A lot of people go out and they hunt and get their tag limit for their deer and they feed their family throughout the year with what they hunt and harvest.
I'll be sitting in a restaurant and then people will just be like, start staring at me and then they'll pull out their phone and they'll just try to sneak pictures of me.
There was in the in the exchange that you had recently in an interview that you just did, the one that I Referred to earlier, that I did feel was scolding you for living.
But there was one point that is actually a fair question, which is, like, what did that...
I mean, you defended yourself.
I think every man in that position would do the same, I hope.
And he knows, like, if I'm not waking up from a nightmare and he knows I'm having a bad dream, he'll, like, physically wake me up and he'll just be there for me and support me in a way.
I mean, I could talk about dogs for hours, but do you actually think, like, watching your life since you've gotten this dog, do you think your life has improved?
I'm not where I want to be or should be at my age.
I want to catch up to my peer group, maybe do some tutoring, and then go to college and get an education when this whole ordeal of I'm going on media and when I'm done promoting the book is over.
I felt Him saying, like, hey, whatever happens is going to happen, and I'm going to be with you through it all.
Because you're never alone because God's always with you.
I'm still working on growing my religion and having a better understanding of how God wants me to live my life and becoming a better, stronger Christian.
So I'm not calling for vindictiveness or anything like that.
However, I do think it's worth knowing the people who supported you, who have supported you over the last three years, and the people who have attacked you.
Who would you say your biggest supporters have been and who have your biggest detractors been?
Those have been my biggest supporters and mostly a lot of people on the conservative side of things, the constitutionalists, people who believe in the rule of law.
My biggest critics have been really people who don't really Have like a sense of what's going on.

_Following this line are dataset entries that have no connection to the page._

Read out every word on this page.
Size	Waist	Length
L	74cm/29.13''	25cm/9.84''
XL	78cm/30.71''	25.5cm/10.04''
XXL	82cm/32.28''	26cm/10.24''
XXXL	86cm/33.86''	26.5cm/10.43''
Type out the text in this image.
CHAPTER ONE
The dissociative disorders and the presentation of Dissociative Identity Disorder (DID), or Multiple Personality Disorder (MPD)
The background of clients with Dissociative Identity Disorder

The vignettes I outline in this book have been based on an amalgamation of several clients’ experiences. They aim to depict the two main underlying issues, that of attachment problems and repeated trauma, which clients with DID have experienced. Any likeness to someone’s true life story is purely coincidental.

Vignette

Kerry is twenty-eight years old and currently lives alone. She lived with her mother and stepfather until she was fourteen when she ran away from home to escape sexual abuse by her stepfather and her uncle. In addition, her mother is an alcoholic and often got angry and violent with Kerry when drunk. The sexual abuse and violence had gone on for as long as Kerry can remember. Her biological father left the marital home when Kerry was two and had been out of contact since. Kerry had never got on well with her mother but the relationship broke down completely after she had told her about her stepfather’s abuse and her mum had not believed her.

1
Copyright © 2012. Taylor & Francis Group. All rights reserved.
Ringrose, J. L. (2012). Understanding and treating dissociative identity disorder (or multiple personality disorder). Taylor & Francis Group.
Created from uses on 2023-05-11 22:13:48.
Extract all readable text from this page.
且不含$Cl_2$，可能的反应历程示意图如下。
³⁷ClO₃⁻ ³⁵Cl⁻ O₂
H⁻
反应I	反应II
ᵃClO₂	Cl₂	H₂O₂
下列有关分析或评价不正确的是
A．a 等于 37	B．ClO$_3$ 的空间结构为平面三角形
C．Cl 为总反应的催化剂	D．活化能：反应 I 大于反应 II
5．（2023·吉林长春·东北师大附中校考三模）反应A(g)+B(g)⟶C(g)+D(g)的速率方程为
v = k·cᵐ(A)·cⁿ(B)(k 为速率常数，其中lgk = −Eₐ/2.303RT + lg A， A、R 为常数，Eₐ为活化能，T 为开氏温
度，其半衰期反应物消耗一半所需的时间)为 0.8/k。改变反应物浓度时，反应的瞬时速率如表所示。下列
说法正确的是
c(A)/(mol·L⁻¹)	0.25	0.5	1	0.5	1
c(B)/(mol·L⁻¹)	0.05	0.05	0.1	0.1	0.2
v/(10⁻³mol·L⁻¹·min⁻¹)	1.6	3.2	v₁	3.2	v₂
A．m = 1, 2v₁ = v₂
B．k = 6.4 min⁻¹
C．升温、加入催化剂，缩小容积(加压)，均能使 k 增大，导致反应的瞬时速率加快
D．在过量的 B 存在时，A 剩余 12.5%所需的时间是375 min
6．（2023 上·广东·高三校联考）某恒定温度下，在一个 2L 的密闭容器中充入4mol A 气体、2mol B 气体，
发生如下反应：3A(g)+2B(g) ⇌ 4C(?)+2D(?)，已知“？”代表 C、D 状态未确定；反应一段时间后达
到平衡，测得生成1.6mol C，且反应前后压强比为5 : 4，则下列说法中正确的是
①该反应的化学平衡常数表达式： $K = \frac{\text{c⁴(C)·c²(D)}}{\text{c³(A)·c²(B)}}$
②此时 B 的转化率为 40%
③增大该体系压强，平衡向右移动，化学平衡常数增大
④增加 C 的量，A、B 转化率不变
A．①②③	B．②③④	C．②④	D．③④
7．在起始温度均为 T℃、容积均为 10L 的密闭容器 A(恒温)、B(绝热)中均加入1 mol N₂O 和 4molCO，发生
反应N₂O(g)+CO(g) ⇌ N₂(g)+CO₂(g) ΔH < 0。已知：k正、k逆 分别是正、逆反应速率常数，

They'll be like reporters from left-leaning news companies.
And then what they write goes into other people's heads, which I would say most of America is independent, slightly left-leaning, slightly right-leaning.
You're the second person we just interviewed, Marjorie Taylor Greene, and they've been trying to kill her at her house, kill her by swatting her for years, and she did not sound confident that law enforcement was doing its best to protect her.
I see that a lot with a lot of politicians and public figures.
I think sometimes law enforcement may be scared, like, oh, if we protect them, we're going to get scrutinized, they're going to sue us, or they're going to pull our funding, or they're going to label us far right, and we're just going to have riots and protests in our area, and I don't think they want that.
But there were definitely people who wanted to wait until a verdict out of political pressure that they'll lose voters or constituents if they come out strong support of me.
I can definitely see in the future that more of this will play out, more of this will happen, especially if the politicians who are running this country are still in office and they continue to enable it and they continue to encourage violence, encourage rioting.
I could definitely see more riots and more violence in the future.
Do you find it weird that there's a group with a name and, you know, a presence on social media, Antifa, Antifa, however we're pronouncing it, and they're a militia, an organized group, far bigger than the Proud Boys or whatever kind of...
Fake threat.
They're telling us exists.
Those guys are all in jail.
But there's this group and, like, no one's done anything to find out who they are, where's the money coming from.
No one's been indicted.
They're just free to kind of hurt people and wreck our cities.
I do think that looking back when, you know, people's...
Brains clear.
Hopefully it won't be too late at that point.
What happened to you, your response to what happened to you, your trial, the aftermath, all of it will be seen as a really significant moment in American history and I just hope that you're able to live a life fully in this country despite what happened.